6. Automated website optimizer

My knowledge about the so called A/B-testing is from the blogosphere only, I haven't seriously experimented with it, but my understanding is this: say you want to know which line works better on your website: "BUY XYZ, IT'S ONLY $10" or "BUY XYZ TODAY FOR ONLY $10" so you display one or the other randomly to your visitors and measure which version leads to higher percent of users actually buying, and you then go with that version.

However, there is a lot of information about users that is ignored here, such as the geographical region they are from, the kind of browser and system configuration they use, the way they found the site, etc. All these could be correlated with their various preferences, so they should be factored in when deciding which version to display to them.

Obviously, customization of websites has been done for ages, many sites display in a different language according to your location or browser settings, some adapt to your browser version or screen resolution, etc. But these variations are designed by humans. It would be fairly easy to design an engine that learns subtle relationships from the user parameters to the preferences. It could be for example, that users from the US prefer "BUY XYZ, IT'S ONLY $10", whereas users from the UK prefer the other version. Or it could be that users with IE6 prefer one version over the other. This could be explained by the fact that users using an old browser are probably less familiar with technology. The idea is however, that it's difficult to come up with all these explanations so a system would just take all the variants of the page that the designer has made and then automatically generate hypotheses and test them out. Looking at the results, the site owner could learn interesting things about the users and have better performance on the website.

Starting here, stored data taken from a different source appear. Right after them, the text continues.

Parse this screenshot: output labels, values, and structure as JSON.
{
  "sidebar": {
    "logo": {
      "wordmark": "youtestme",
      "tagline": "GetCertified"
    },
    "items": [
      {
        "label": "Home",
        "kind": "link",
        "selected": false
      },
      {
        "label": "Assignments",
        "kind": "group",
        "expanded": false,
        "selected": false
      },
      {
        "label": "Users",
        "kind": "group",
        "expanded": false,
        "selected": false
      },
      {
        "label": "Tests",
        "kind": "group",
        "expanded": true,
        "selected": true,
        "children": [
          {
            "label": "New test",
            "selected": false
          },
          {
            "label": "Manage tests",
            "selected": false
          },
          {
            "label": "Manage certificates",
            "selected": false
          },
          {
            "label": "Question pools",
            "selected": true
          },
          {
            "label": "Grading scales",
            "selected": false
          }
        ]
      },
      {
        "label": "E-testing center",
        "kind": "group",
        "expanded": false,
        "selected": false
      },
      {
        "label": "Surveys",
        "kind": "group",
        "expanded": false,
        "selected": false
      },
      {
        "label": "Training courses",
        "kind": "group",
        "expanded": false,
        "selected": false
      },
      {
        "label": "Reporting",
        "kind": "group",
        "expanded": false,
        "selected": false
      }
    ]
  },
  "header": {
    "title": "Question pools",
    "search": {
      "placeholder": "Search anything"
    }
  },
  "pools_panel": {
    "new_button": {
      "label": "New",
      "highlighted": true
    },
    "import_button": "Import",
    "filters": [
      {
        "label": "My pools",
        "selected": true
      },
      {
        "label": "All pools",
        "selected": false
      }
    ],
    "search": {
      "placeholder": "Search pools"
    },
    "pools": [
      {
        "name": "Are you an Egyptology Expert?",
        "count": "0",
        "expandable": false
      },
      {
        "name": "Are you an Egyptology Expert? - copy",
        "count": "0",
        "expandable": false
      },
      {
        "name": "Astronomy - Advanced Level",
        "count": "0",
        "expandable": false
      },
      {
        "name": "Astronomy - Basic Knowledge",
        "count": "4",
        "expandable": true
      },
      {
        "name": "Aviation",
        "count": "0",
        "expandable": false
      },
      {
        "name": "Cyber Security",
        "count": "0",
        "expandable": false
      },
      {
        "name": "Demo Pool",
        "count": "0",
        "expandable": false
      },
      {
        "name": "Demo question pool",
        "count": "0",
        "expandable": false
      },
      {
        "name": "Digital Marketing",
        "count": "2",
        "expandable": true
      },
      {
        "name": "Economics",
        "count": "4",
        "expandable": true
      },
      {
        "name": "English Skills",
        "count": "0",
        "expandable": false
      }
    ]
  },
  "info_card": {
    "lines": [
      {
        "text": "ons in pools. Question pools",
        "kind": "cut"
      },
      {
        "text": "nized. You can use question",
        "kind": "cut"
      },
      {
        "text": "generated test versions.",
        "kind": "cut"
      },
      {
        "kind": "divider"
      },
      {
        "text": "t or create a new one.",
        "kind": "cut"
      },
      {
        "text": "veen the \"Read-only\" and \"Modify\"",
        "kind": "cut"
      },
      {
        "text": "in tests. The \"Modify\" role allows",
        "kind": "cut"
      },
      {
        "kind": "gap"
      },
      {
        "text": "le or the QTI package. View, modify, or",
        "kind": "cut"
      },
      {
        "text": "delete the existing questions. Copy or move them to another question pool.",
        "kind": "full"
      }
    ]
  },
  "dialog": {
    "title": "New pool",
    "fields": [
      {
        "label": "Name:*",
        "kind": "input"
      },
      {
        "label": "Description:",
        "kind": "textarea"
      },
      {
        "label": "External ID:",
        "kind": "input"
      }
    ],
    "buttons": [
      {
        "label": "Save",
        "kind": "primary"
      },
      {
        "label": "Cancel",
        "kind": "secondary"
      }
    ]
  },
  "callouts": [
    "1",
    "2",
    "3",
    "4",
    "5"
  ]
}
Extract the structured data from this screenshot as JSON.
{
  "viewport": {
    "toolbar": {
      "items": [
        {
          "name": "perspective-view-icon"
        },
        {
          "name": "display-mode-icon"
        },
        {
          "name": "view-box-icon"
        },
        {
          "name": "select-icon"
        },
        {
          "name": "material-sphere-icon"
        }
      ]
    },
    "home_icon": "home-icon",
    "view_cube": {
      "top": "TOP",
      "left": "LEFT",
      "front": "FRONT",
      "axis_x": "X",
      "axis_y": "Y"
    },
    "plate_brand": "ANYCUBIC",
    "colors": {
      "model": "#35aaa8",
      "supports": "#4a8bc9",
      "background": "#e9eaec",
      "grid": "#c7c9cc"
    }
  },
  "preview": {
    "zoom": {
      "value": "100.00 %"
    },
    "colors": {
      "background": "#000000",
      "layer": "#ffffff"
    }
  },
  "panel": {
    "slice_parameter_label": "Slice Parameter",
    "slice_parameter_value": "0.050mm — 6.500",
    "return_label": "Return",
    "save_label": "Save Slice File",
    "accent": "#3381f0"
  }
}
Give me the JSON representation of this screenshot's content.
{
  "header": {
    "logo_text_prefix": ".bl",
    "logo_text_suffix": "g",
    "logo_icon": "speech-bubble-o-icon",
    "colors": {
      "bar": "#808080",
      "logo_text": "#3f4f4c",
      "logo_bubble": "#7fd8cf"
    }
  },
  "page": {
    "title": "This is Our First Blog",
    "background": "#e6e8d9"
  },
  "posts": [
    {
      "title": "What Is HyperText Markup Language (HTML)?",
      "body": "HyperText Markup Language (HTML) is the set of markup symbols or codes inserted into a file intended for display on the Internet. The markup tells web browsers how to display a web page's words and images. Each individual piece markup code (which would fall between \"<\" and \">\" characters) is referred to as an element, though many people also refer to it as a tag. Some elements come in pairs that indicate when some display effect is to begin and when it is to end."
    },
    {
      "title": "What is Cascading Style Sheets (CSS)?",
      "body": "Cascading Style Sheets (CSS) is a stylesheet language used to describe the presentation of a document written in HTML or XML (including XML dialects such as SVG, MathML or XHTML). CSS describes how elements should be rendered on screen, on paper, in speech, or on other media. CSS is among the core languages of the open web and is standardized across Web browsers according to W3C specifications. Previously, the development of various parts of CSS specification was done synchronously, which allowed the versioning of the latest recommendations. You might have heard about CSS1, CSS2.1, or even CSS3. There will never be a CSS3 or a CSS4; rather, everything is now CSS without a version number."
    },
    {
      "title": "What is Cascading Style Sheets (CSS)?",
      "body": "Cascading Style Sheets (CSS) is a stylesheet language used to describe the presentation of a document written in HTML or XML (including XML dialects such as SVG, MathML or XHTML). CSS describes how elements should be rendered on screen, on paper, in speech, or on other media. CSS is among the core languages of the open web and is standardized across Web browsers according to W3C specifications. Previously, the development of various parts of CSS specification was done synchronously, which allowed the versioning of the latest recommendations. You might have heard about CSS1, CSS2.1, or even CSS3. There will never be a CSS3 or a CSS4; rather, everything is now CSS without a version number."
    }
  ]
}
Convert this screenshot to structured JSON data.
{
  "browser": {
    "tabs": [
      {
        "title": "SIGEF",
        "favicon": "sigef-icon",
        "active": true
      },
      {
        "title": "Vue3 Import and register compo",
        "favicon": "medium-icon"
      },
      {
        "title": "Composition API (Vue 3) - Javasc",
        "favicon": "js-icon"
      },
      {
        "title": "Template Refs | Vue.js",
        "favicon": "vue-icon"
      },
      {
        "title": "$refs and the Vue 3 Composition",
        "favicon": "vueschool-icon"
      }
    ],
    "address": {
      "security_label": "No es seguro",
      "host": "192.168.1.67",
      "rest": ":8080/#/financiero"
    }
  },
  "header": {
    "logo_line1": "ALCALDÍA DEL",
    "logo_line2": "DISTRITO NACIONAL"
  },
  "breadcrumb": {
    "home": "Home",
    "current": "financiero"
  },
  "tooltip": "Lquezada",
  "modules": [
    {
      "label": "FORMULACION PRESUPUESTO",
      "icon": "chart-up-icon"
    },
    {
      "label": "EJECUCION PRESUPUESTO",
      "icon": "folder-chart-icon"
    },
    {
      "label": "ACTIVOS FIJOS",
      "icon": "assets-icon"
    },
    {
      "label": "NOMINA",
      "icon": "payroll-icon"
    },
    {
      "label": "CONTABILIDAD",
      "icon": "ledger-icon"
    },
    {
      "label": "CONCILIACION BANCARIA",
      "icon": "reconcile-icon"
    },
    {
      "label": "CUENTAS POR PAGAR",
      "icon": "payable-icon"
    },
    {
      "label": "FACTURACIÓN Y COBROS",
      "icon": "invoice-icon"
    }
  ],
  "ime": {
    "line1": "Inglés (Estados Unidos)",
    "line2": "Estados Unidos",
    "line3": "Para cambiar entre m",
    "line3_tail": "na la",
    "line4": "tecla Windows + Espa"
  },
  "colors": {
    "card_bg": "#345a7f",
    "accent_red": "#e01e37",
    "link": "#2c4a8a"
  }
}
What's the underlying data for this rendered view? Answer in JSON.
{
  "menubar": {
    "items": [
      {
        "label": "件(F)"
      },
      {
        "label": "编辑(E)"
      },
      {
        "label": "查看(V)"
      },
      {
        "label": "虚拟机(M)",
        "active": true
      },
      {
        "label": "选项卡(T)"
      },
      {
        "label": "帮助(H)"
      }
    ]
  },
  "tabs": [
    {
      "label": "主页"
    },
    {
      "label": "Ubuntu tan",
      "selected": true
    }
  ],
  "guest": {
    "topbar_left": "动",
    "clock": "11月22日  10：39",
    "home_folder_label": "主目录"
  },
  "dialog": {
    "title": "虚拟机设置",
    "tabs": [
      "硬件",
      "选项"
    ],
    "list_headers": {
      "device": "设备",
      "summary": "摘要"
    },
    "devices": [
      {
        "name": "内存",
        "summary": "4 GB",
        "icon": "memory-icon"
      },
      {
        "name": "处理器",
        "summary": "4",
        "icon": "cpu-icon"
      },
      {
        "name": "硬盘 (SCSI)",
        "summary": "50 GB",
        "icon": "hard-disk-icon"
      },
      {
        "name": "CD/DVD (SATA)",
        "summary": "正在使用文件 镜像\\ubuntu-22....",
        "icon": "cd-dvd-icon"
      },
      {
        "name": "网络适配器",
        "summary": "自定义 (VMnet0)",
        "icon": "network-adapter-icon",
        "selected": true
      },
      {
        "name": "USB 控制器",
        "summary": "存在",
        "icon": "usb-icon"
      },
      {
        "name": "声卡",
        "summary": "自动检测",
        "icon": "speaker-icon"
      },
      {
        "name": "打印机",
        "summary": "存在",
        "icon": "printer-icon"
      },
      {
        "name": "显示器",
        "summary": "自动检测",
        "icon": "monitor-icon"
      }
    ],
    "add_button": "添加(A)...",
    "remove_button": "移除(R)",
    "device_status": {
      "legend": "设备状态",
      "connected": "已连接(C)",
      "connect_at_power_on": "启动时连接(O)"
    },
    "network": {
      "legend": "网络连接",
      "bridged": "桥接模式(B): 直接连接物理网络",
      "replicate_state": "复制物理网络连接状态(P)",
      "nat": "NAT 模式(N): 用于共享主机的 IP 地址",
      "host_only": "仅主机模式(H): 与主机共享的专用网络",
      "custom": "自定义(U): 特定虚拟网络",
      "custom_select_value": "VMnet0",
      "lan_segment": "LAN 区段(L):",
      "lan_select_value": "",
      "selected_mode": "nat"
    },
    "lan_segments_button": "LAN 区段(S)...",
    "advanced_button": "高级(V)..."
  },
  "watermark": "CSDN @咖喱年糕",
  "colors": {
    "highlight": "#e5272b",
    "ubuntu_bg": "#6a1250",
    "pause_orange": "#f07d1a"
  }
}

In effect, this would be a nice machine learning task: we have the inputs x(i), the user parameters and the outputs y(i), encoding the preference for one page variant or the other. This would be computed from various other metrics: clickthrough rate, time spent on page, etc, according to the goal of the website owner. The goal is then to learn a functional relationship from x to y. Additionally, this could be cast as an active learning problem. The system decides what to show to each visitor, not only to maximize the goals based on our best current knowledge, but also in order to learn fast (try out new hypotheses). There is a classic trade-off here between exploitation (showing the variant thought to be the best) and exploration (trying to learn more). This active learning twist is important: it could reduce the necessary sample size. Without that we might need too many visitors to learn and testing could not be used on smaller traffic websites.

Such techniques have most probably been applied by companies such as Google, Yahoo, Amazon, etc. however, I see no reason why they can not be available in a custom web analytics and website optimization package, if not for being a bit harder to explain to users. Or are they available already?

7. LaTeX resume builder

One can easily create quite professionally looking resumes using LaTeX, however the difficulty of setting it up, finding a suitable template and editing the source is still too challenging for non-technical users. They will probably just stick with Word, but they will often still find the LaTeX-produced resumes better looking, and they would prefer that if the entry barrier would be lower. It would be useful then to have a web app where you can choose from a couple of templates, have sensible defaults and easy controls to change settings, a few text boxes to fill with the actual information, and a nicely formatted ready-to-print resume coming out in pdf at the click of a button, LaTeX being run on the server only. This could be a smaller feature of a professional social network site, or some service centered around job searching.